まぼろしのつくりもの
フィクションのルール

物語の在り方アニメとかで綺麗なお姉さんみたいな母親がよく出てくるけど

アニメとかで綺麗で優しいお姉さんみたいな母親がよく出てくるけど、あれは本当に物語効果として有効性が高いのでしょうか?
特別な狙いがあって用いられているのでしょうか?

もちろん「普通のおばさん」である場合も多いです。
ともかく、主人公が母親と葛藤関係にあることは少ないと思うんです。

実際の人生では、母親とは支配的な生き物なので、そのエゴとの葛藤というのはかなりあるはずです。
でもそれはフィクションではあまり描かれない。

時々そういう作品を目にすることはありますが、母親との葛藤というのは、現実生活でありがちなテーマのわりには、出現頻度がかなり低いのです。


単純に言えば、物語とはカタルシスを求めるものです。
つまりフィクションは、いろんな意味でつくりものなのです。
ストーリーが架空であるというだけでなく、その物語の進み方も現実の骨組みとは違うのです。
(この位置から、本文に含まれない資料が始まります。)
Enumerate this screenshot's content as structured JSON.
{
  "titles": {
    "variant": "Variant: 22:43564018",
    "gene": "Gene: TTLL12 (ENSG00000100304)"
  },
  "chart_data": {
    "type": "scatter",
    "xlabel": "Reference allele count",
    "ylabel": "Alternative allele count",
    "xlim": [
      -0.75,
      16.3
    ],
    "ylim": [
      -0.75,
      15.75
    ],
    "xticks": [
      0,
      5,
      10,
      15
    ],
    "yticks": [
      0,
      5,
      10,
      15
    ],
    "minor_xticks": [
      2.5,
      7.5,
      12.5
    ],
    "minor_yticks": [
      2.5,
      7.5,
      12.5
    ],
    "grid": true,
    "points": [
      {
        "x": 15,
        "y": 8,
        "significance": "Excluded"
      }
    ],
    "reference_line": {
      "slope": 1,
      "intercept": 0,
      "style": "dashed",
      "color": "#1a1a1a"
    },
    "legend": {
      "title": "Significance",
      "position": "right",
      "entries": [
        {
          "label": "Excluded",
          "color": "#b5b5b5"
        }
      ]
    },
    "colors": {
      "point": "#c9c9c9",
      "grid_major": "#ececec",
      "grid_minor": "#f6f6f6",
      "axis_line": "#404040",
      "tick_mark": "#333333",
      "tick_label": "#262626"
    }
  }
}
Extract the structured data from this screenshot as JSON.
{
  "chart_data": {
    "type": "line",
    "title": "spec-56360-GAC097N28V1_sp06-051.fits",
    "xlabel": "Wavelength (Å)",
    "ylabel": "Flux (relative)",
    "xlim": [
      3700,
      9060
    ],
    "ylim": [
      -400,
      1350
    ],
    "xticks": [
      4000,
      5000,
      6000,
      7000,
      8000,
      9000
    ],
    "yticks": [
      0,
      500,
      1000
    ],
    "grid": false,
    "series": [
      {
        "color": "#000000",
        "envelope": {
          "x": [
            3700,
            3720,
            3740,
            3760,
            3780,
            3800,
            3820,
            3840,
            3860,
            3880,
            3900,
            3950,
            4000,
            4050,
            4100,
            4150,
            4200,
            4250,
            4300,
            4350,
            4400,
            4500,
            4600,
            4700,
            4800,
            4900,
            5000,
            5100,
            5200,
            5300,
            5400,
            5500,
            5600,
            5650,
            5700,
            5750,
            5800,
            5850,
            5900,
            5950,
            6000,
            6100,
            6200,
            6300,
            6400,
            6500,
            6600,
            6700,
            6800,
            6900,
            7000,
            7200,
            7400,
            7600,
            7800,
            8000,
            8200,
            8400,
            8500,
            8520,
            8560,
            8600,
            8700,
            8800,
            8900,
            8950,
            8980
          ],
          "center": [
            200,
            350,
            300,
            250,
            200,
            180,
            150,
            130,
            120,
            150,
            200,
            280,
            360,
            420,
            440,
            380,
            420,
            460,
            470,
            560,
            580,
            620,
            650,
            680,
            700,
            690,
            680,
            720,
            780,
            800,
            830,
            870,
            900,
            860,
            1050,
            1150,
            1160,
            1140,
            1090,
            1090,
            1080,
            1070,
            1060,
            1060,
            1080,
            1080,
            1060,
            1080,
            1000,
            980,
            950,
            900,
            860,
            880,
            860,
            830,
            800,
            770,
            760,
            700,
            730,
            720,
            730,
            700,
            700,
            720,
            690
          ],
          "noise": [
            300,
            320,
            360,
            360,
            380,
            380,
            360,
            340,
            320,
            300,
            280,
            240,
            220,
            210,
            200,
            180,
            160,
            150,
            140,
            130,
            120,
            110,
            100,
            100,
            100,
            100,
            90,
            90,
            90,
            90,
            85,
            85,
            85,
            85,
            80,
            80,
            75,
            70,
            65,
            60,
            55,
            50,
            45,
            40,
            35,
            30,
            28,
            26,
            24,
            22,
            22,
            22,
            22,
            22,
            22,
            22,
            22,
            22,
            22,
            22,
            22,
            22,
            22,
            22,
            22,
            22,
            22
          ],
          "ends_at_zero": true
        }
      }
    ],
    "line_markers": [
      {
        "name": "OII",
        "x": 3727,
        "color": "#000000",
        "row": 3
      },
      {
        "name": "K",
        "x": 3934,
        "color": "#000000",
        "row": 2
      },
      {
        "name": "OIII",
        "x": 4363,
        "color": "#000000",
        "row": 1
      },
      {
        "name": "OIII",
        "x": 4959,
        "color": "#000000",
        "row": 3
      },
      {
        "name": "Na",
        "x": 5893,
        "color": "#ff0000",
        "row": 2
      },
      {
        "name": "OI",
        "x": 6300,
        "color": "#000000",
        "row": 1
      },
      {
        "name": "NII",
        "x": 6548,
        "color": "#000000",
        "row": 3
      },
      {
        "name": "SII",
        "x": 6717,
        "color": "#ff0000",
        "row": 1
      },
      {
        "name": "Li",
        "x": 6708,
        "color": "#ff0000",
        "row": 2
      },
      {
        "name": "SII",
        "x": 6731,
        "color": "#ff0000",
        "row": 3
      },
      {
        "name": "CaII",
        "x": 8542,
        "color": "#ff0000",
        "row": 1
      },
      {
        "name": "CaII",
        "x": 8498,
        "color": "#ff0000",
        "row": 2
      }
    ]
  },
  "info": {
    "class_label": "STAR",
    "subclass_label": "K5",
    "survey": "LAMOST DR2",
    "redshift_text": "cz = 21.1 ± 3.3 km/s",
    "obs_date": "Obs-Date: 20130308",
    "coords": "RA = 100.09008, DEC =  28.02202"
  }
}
現実世界ではたくさん出てくる要素でも、それが物語のカタルシスに繋がらないなら、カットされるわけです。
「母親との葛藤」などは、その典型です。
そういうのは現実にはありがちなんだろうけど、見ているといろんな意味でイライラするという人が多いでしょう。
思い当たるから鬱になるとか、あるいは、他人のそんなことに共感したくないとか。
ありがちな問題ではあっても、そういう家族の中でのゴタゴタにシンパシーを感じづらいのも確かです。

「綺麗なお姉さんみたいな母親」が登場するのも、葛藤関係を描くことの回避かと思われます。
物語効果が高いとは思わないんですよ。
綺麗なお姉さんみたいな母親から無償の愛情を注いでもらっていたというような描写は陳腐なわけです。
葛藤関係を描くのは面倒なので、「無償の愛」の方が無難だという選択になっていると思われます。


逆に言えば、カタルシスに繋がるなら葛藤を描くこともあります。
「Air」の親子愛などは、そういう感じでしょう。
つまり最終的な和解(理解し合うカタルシス)に到達するために、「Air」では母子関係の葛藤が描かれます。
葛藤を徹底して描いたというわけではなく、不和→和解という物語の図式にするために、前半部で仲の悪さを描いているという程度です。
そして、それが「Air」という作品の素晴らしさなわけです。
仮に葛藤関係それ自体を徹底的に描いていたら、不愉快な作品ということになったでしょう。